James A. Donald wrote:

--
James A. Donald wrote:
 Code is going wrong because ASN.1 can contain
 complicated malicious information to cause code to go
 wrong.  If we do not have that information, or simply
 ignore it, no problem.

Ben Laurie wrote:
 This is incorrect. The simple form of the attack is
 exactly as described above - implementations ignore
 extraneous data after the hash.
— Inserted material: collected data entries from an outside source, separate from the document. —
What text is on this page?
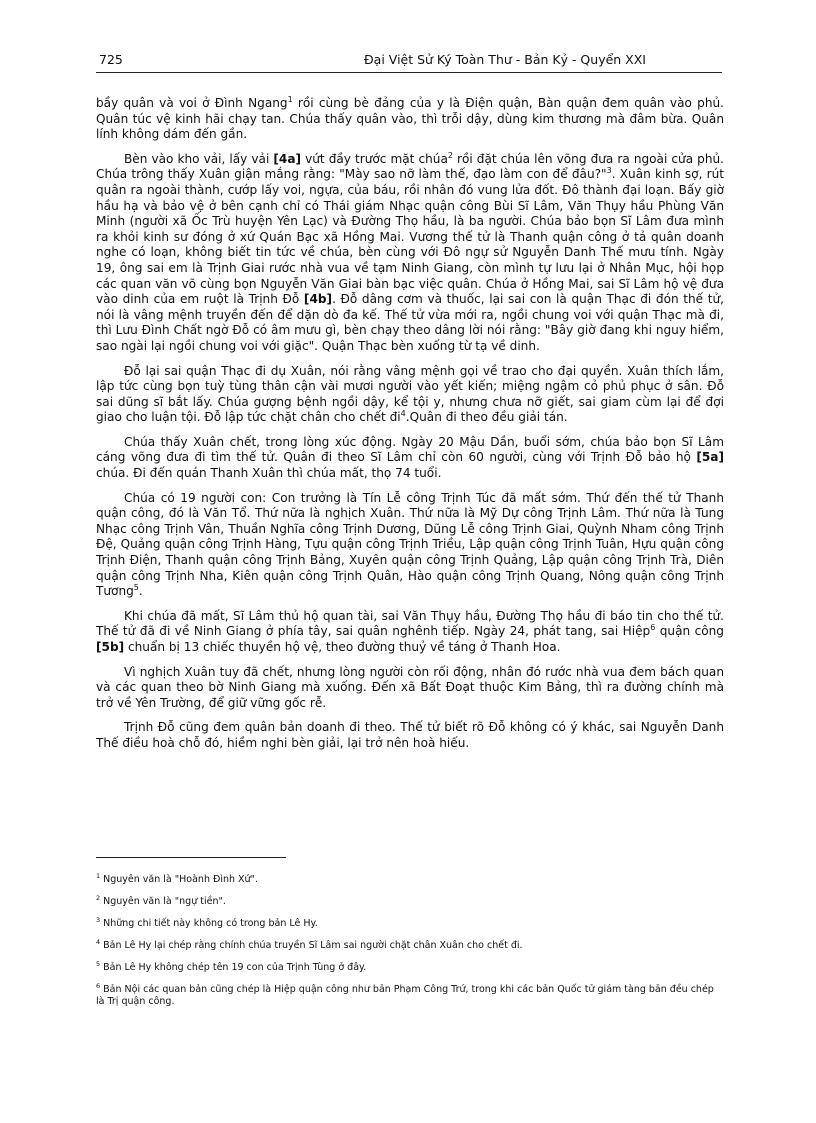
725	Đại Việt Sử Ký Toàn Thư - Bản Kỷ - Quyển XXI

bầy quân và voi ở Đình Ngang$^1$ rồi cùng bè đảng của y là Điện quận, Bàn quận đem quân vào phủ. Quân túc vệ kinh hãi chạy tan. Chúa thấy quân vào, thì trỗi dậy, dùng kim thương mà đâm bừa. Quân lính không dám đến gần.

Bèn vào kho vải, lấy vải [4a] vứt đầy trước mặt chúa$^2$ rồi đặt chúa lên võng đưa ra ngoài cửa phủ. Chúa trông thấy Xuân giận mắng rằng: "Mày sao nỡ làm thế, đạo làm con để đâu?"$^3$. Xuân kinh sợ, rút quân ra ngoài thành, cướp lấy voi, ngựa, của báu, rồi nhân đó vung lửa đốt. Đô thành đại loạn. Bấy giờ hầu hạ và bảo vệ ở bên cạnh chỉ có Thái giám Nhạc quận công Bùi Sĩ Lâm, Văn Thụy hầu Phùng Văn Minh (người xã Ốc Trù huyện Yên Lạc) và Đường Thọ hầu, là ba người. Chúa bảo bọn Sĩ Lâm đưa mình ra khỏi kinh sư đóng ở xứ Quán Bạc xã Hồng Mai. Vương thế tử là Thanh quận công ở tả quân doanh nghe có loạn, không biết tin tức về chúa, bèn cùng với Đô ngự sử Nguyễn Danh Thế mưu tính. Ngày 19, ông sai em là Trịnh Giai rước nhà vua về tạm Ninh Giang, còn mình tự lưu lại ở Nhân Mục, hội họp các quan văn võ cùng bọn Nguyễn Văn Giai bàn bạc việc quân. Chúa ở Hồng Mai, sai Sĩ Lâm hộ vệ đưa vào dinh của em ruột là Trịnh Đỗ [4b]. Đỗ dâng cơm và thuốc, lại sai con là quận Thạc đi đón thế tử, nói là vâng mệnh truyền đến để dặn dò đa kế. Thế tử vừa mới ra, ngồi chung voi với quận Thạc mà đi, thì Lưu Đình Chất ngờ Đỗ có âm mưu gì, bèn chạy theo dâng lời nói rằng: "Bây giờ đang khi nguy hiểm, sao ngài lại ngồi chung voi với giặc". Quận Thạc bèn xuống từ tạ về dinh.

Đỗ lại sai quận Thạc đi dụ Xuân, nói rằng vâng mệnh gọi về trao cho đại quyền. Xuân thích lắm, lập tức cùng bọn tuỳ tùng thân cận vài mươi người vào yết kiến; miệng ngậm cỏ phủ phục ở sân. Đỗ sai dũng sĩ bắt lấy. Chúa gượng bệnh ngồi dậy, kể tội y, nhưng chưa nỡ giết, sai giam cùm lại để đợi giao cho luận tội. Đỗ lập tức chặt chân cho chết đi$^4$.Quân đi theo đều giải tán.

Chúa thấy Xuân chết, trong lòng xúc động. Ngày 20 Mậu Dần, buổi sớm, chúa bảo bọn Sĩ Lâm cáng võng đưa đi tìm thế tử. Quân đi theo Sĩ Lâm chỉ còn 60 người, cùng với Trịnh Đỗ bảo hộ [5a] chúa. Đi đến quán Thanh Xuân thì chúa mất, thọ 74 tuổi.

Chúa có 19 người con: Con trưởng là Tín Lễ công Trịnh Túc đã mất sớm. Thứ đến thế tử Thanh quận công, đó là Văn Tổ. Thứ nữa là nghịch Xuân. Thứ nữa là Mỹ Dự công Trịnh Lâm. Thứ nữa là Tung Nhạc công Trịnh Vân, Thuần Nghĩa công Trịnh Dương, Dũng Lễ công Trịnh Giai, Quỳnh Nham công Trịnh Đệ, Quảng quận công Trịnh Hàng, Tựu quận công Trịnh Triều, Lập quận công Trịnh Tuân, Hựu quận công Trịnh Điện, Thanh quận công Trịnh Bảng, Xuyên quận công Trịnh Quảng, Lập quận công Trịnh Trà, Diên quận công Trịnh Nha, Kiên quận công Trịnh Quân, Hào quận công Trịnh Quang, Nông quận công Trịnh Tương$^5$.

Khi chúa đã mất, Sĩ Lâm thủ hộ quan tài, sai Văn Thụy hầu, Đường Thọ hầu đi báo tin cho thế tử. Thế tử đã đi về Ninh Giang ở phía tây, sai quân nghênh tiếp. Ngày 24, phát tang, sai Hiệp$^6$ quận công [5b] chuẩn bị 13 chiếc thuyền hộ vệ, theo đường thuỷ về táng ở Thanh Hoa.

Vì nghịch Xuân tuy đã chết, nhưng lòng người còn rối động, nhân đó rước nhà vua đem bách quan và các quan theo bờ Ninh Giang mà xuống. Đến xã Bất Đoạt thuộc Kim Bảng, thì ra đường chính mà trở về Yên Trường, để giữ vững gốc rễ.

Trịnh Đỗ cũng đem quân bản doanh đi theo. Thế tử biết rõ Đỗ không có ý khác, sai Nguyễn Danh Thế điều hoà chỗ đó, hiềm nghi bèn giải, lại trở nên hoà hiếu.

$^1$ Nguyên văn là "Hoành Đình Xứ".
$^2$ Nguyên văn là "ngự tiền".
$^3$ Những chi tiết này không có trong bản Lê Hy.
$^4$ Bản Lê Hy lại chép rằng chính chúa truyền Sĩ Lâm sai người chặt chân Xuân cho chết đi.
$^5$ Bản Lê Hy không chép tên 19 con của Trịnh Tùng ở đây.
$^6$ Bản Nội các quan bản cũng chép là Hiệp quận công như bản Phạm Công Trứ, trong khi các bản Quốc tử giám tàng bản đều chép là Trị quận công.
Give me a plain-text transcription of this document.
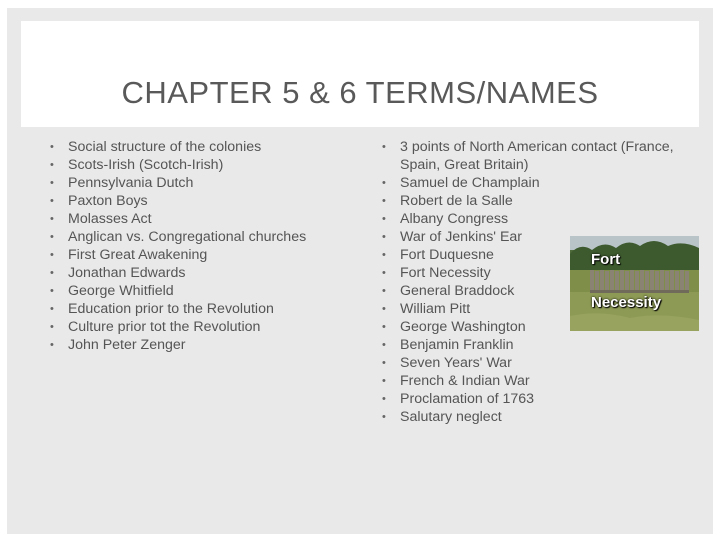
CHAPTER 5 & 6 TERMS/NAMES
• Social structure of the colonies
• Scots-Irish (Scotch-Irish)
• Pennsylvania Dutch
• Paxton Boys
• Molasses Act
• Anglican vs. Congregational churches
• First Great Awakening
• Jonathan Edwards
• George Whitfield
• Education prior to the Revolution
• Culture prior tot the Revolution
• John Peter Zenger
• 3 points of North American contact (France, Spain, Great Britain)
• Samuel de Champlain
• Robert de la Salle
• Albany Congress
• War of Jenkins' Ear
• Fort Duquesne
• Fort Necessity
• General Braddock
• William Pitt
• George Washington
• Benjamin Franklin
• Seven Years' War
• French & Indian War
• Proclamation of 1763
• Salutary neglect
Fort
Necessity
This extraneous data
 is _not_ part of the ASN.1 data.

But it is only extraneous because ASN.1 *says* it is
extraneous.

If you ignore the ASN.1 stuff, treat it as just
arbitrary padding, you will not get this problem.  You
will look at the rightmost part of the data, the low
order part of the data, for the hash, and lo, the hash
will be wrong!
This is a question I would not mind having answered; while the exponent 
3 attack works when there are low bits to 'modify', there has been talk 
of an attack where the ASN.1 is correctly right justified (hash is the 
least significant bytes), but incorrect ASN.1 encoding is used to add 
'arbitrary' bytes before the hash.  So in this case some of the most 
significant bytes are fixed, the least significant bytes are fixed, but 
some in the middle can be modified.  Does the exponent 3 attack work in 
this case?  My personal feel is that his would be much harder, but is 
such an attack infeasible?


This issue about ASN.1 parameters being an evil concept goes away if the 
attack can only work when the least significant bytes need to be modifiable.